The boyhood home lies in the heart of downtown, alongside gift shops, eateries and a few vacant storefronts. A grassy levee rises to shield the business district from flooding.
Between customers at the Mark Twain Ice & Coal coffee house at Broadway and Main streets, waitress and lit major Sydney Pickern told me that "the great thing about Mark Twain is that he was a revolutionary."
"He said the hardest things to say, in a time when it wasn't popular to say them," Pickern said. "When you can do actually that and not be scared of the repercussions, that takes a lot of guile."
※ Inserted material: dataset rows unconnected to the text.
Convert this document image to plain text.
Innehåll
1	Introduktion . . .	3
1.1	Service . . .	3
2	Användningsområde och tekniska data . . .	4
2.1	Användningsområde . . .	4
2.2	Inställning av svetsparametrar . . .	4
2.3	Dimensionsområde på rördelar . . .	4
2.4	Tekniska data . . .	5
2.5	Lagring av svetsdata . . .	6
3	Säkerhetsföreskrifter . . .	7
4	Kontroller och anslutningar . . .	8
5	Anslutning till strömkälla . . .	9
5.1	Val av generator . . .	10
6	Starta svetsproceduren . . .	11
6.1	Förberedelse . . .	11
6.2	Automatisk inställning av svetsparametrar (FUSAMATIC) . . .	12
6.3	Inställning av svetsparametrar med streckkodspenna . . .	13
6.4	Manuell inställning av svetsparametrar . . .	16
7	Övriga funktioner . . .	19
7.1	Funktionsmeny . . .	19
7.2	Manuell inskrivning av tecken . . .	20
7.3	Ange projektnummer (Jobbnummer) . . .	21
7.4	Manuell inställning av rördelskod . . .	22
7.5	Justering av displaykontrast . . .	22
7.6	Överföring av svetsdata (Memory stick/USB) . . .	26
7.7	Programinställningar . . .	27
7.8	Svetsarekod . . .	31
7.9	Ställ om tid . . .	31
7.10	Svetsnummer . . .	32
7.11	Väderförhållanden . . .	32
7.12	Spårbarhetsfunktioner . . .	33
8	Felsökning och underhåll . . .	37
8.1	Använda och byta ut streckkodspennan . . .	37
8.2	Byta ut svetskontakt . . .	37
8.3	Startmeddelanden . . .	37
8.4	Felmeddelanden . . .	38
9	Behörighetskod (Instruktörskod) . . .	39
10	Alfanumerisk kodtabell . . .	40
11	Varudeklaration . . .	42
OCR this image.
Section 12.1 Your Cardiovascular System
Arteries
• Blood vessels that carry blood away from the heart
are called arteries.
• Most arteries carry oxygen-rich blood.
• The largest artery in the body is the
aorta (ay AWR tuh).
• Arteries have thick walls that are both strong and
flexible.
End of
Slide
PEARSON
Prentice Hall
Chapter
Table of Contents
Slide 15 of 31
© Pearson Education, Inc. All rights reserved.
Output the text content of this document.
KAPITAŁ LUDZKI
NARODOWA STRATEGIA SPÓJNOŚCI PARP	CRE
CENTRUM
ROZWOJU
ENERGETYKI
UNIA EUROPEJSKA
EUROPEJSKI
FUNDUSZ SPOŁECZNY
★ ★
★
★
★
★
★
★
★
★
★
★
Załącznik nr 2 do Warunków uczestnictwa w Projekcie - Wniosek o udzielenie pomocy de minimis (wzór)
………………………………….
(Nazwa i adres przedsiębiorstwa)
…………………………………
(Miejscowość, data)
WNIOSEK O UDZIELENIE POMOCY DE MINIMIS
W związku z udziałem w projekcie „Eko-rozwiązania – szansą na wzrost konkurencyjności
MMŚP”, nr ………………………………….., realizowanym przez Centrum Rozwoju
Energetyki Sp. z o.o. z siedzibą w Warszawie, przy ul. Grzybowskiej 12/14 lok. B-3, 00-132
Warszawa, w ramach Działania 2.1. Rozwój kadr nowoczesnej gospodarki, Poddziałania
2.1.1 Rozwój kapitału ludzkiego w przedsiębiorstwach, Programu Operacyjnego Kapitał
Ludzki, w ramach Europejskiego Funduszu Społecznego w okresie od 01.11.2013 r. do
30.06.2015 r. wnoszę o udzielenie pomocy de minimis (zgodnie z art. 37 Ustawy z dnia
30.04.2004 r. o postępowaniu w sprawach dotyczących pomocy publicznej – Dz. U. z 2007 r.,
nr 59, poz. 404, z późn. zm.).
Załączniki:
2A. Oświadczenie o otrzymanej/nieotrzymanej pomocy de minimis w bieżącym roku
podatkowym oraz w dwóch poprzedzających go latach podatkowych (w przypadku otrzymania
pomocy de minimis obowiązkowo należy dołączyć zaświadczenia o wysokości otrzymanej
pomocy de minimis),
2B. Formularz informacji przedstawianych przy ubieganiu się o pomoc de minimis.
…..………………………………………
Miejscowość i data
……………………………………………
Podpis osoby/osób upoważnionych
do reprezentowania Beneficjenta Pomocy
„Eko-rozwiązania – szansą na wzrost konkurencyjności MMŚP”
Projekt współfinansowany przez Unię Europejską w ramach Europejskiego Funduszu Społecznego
Interrupted while tending her garden, innkeeper Julie Rolsen called the author "a crotchety old guy, I think. I don't know if I would like him."
By the gumball machine at the Rags to Riches pawnshop on Center Street, browser Heidi Mark offered up her favorite Twain quote: "If you tell the truth, you don't have to remember anything."
Wherever you roam, his name is never far away. The Mark Twain Cave, a popular family attraction, lies a mile south of town on Missouri Highway 79. At the dock, the Mark Twain Mississippi Riverboat offers four cruises daily in summer months. Under the big revolving frosty mug at 3rd and Hill streets, the Mark Twain Dinette & Family Restaurant proudly pitches its homemade root beer.
Even when Hal Holbrook isn't passing through town, as he occasionally does, there are at least two actors here who have built careers on playing Twain: Jim Waddell at the Cave Hollow Theatre and Richard Garey at the Planters Barn Theater.